Most notably, McIver is a prominent Sunshine Coast Christian who is keen to imbue the LNP with his earnest Christians values. He is a climate change sceptic, and has referred to the way that climate science is taught in Queensland schools as ‘brainwashing’. This is just another facet of the epic battle of evolution versus creationism, and the LNP, which is heavily influenced by the Australian Christian Lobby, are trying to use their influence to sway the public school syllabus so that it’s a closer reflection of their religious beliefs.

At last year’s LNP conference, Mr McIver was applauded for stating his concerns about climate science education:


Mr McIver said last year that he was shaken by the way issues were being taught when he and his wife visited their grandson's school. "We were shocked at the way the climate change debate on one side is being pushed in the classroom," he said "And not balanced perspectively. Our kids are being brainwashed under this Labor education system."


Brainwashing is a very strong, highly objectionable term. It’s also wrong.

Are we contaminating the syllabus with propaganda when we teach children that momentum is the product of velocity and mass? Just how much science is trustworthy, and how does Mr McIver, a man with no background in science or philosophy, make such a judgment?

Let’s get out of school and talk about science versus propaganda in our world. Does Mr McIver accept the physics of flight, or does he believe that when he flies, God holds the plane in his hands? Are teachers merely taking a position when school students are taught about fermentation – perhaps someone there’s another explanation for turning water (or juice) into wine? When his family is ill, does he want them to see a doctor or call for the laying on of hands?

There is also no credible debate about the existence of Anthropogenic Global Warming, known as AGW, meaning man-made global warming. It’s barely being debated anywhere in the world, other than in Australia, on Fox News and in Lord(?) Monckton’s sitting room. Where do we draw the line? Where does Mr McIver and the LNP think science stops and propaganda starts?



For a non-religious perspective, let’s turn to a man who has published 31 books on science, and who holds qualifications in astrophysics, mathematics, computer science, medicine, biomedical engineering and philosophy. Most importantly, he won the Australian Skeptic of the Year Award in 2007. Dr Karl Kruszelnicki, well known scientist and science educator has no doubts.

Dr Karl (@Doctor Karl on Twitter) has told numerous tweeters that AGW was proven in 1988. We have known for almost 25 years now that human activity has contributed to the rate of climate change. This is neither new science nor obscure knowledge.

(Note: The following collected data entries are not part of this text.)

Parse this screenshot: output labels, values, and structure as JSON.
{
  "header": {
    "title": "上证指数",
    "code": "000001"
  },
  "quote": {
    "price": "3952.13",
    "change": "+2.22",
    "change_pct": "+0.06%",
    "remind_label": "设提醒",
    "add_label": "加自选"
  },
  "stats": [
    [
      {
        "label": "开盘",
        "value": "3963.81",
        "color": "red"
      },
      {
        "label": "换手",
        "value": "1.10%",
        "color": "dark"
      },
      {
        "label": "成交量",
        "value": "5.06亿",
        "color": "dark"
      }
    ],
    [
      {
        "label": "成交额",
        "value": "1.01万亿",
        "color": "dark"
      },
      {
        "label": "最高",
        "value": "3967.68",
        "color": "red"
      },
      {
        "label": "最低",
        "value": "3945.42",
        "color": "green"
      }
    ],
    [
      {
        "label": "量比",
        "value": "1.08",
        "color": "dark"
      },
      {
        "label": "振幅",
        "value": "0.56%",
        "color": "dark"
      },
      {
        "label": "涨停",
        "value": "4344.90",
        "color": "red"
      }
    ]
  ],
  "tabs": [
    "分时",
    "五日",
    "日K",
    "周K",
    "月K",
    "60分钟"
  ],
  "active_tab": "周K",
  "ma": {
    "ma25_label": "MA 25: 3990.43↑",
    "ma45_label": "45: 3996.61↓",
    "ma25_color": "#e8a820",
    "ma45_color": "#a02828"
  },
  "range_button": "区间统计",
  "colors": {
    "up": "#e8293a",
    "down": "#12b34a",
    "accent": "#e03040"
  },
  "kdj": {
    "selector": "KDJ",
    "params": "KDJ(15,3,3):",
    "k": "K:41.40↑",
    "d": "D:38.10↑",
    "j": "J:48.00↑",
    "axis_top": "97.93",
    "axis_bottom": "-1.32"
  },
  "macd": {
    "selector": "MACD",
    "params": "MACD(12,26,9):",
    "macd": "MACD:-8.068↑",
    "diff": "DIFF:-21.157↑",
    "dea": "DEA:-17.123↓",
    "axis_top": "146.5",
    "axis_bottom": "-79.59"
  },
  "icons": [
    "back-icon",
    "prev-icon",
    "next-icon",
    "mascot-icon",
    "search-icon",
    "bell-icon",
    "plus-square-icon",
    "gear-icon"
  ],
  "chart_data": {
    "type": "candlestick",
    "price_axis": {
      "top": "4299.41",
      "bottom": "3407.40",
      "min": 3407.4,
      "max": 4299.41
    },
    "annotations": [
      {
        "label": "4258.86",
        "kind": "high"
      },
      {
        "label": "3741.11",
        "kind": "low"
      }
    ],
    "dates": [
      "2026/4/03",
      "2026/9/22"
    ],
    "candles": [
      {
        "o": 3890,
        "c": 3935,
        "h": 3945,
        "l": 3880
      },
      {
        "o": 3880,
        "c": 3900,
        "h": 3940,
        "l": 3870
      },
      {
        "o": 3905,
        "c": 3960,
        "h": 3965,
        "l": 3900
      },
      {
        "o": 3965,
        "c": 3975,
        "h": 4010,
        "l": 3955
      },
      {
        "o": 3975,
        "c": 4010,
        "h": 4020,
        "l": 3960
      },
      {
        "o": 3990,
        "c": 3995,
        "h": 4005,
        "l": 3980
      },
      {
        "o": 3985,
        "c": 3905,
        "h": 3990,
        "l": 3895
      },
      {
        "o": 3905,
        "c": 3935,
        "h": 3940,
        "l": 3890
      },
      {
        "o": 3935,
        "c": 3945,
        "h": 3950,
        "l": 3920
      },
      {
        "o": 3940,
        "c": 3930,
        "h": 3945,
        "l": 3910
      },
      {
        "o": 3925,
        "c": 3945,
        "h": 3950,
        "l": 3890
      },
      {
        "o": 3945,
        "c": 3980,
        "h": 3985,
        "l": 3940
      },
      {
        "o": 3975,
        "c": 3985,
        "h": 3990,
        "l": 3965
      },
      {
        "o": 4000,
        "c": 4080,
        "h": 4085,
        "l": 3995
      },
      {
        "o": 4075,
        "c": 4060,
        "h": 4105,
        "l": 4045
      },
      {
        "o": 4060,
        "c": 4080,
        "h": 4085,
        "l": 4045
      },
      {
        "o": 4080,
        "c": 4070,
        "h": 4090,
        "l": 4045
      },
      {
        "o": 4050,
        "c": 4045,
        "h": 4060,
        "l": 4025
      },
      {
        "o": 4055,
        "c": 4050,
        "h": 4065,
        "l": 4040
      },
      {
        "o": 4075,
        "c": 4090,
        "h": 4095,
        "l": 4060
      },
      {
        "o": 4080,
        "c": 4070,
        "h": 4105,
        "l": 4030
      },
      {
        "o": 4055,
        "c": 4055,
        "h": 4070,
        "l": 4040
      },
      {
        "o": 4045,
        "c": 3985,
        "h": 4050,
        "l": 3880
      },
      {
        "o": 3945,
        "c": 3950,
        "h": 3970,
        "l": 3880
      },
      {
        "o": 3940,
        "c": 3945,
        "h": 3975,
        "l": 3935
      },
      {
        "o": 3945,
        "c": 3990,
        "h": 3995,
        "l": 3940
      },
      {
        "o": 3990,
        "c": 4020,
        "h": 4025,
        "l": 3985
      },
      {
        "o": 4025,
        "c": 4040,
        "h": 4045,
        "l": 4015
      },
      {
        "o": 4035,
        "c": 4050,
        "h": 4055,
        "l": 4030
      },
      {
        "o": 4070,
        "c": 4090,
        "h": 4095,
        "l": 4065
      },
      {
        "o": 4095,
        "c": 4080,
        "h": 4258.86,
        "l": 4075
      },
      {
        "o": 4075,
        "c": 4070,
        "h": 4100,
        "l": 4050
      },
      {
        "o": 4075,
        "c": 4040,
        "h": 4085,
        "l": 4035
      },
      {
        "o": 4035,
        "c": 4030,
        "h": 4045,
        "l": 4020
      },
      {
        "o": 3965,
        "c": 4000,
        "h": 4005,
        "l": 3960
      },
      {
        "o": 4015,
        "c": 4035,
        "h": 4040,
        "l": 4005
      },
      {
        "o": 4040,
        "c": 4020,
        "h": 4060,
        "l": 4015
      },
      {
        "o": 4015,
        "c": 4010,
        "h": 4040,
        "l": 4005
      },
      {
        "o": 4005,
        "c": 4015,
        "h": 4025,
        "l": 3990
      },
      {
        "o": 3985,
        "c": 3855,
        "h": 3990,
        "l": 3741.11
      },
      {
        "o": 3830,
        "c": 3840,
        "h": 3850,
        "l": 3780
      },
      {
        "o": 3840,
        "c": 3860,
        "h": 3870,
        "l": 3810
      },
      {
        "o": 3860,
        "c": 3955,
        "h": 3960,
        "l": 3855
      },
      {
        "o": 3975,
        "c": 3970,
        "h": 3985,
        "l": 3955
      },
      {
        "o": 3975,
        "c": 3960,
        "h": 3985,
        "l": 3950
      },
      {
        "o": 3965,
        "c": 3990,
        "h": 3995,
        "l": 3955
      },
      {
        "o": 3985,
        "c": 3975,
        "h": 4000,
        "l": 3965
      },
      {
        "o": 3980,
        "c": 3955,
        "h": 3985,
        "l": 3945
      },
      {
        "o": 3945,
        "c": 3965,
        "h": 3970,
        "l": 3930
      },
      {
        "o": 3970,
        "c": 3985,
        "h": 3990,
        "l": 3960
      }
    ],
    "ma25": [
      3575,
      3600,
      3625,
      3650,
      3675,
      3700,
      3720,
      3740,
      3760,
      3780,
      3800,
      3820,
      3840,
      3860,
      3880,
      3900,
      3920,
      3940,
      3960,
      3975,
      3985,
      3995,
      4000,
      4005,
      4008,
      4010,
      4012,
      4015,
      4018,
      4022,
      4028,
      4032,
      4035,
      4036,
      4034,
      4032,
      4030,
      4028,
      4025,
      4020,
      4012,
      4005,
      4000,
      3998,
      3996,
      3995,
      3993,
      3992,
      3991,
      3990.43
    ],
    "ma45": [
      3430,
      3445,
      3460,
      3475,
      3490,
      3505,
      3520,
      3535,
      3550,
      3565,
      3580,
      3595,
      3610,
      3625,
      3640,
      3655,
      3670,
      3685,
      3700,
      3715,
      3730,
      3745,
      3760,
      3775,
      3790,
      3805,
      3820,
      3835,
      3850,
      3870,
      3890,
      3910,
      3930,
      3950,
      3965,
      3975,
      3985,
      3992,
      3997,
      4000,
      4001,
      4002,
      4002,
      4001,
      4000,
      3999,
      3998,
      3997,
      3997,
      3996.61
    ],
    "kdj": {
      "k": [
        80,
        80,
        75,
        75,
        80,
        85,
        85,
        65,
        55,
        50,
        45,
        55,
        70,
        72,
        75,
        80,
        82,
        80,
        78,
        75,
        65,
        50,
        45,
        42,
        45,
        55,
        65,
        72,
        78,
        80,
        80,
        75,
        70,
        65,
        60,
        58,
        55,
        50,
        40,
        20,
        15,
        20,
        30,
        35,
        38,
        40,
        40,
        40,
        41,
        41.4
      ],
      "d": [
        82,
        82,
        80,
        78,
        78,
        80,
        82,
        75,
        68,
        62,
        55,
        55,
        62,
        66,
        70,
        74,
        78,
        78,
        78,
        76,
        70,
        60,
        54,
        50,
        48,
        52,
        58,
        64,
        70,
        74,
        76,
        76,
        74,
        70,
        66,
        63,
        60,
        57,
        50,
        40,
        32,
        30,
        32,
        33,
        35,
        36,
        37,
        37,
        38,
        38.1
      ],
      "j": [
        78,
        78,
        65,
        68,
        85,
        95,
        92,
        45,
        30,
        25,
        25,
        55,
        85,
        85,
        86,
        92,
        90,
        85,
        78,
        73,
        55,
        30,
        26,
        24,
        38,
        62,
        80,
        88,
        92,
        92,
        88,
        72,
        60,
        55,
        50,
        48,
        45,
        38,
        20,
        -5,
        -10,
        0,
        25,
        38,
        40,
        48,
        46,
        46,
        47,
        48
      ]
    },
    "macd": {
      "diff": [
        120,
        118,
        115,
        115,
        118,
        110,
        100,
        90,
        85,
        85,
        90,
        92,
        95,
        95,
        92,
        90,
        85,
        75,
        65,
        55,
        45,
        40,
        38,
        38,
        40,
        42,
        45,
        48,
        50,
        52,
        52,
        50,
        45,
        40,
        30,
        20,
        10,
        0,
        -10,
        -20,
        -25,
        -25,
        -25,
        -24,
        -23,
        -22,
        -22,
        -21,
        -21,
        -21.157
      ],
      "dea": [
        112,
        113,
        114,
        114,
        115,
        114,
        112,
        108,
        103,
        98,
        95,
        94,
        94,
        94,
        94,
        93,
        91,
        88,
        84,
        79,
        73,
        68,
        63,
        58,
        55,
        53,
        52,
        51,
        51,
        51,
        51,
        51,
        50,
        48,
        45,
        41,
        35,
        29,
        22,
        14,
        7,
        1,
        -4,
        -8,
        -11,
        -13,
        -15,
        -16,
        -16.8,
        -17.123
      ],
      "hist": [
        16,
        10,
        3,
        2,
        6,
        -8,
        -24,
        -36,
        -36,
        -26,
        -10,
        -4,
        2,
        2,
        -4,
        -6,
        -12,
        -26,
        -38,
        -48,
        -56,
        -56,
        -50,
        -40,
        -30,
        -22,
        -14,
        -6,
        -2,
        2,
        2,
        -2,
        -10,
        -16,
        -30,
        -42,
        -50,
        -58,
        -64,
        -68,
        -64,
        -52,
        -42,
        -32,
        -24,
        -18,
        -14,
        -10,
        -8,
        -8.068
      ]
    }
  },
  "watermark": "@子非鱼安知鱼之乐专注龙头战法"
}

“I wrote a story about the possibility of climate change in 1980. In 1985 I put it into my first book. In 1988, climate scientists of the world declared that climate change was real, it was caused by humans and it was going to be bad. And then…” he pauses. “Nothing happened. And then around 2004 I started up again around the same time that Al Gore was and they’re saying everything they were saying back in 1988.”

Still, there’s nothing that anyone can say that would convince Mr McIver and his supporters at the Noosa branch of the LNP to accept the scientific evidence around AGW, and I don’t give a horse’s patoote about what he believes. My concern is that science be taught as science, and not as a rival or threat to any religion.

In fact, the argument about whether climate change should be taught in schools as part of a general science curriculum is an extension of the larger debate about religion in Australian schools, the Chaplaincy programme, and the role of religious education in a society which is becoming less and less interested in religion.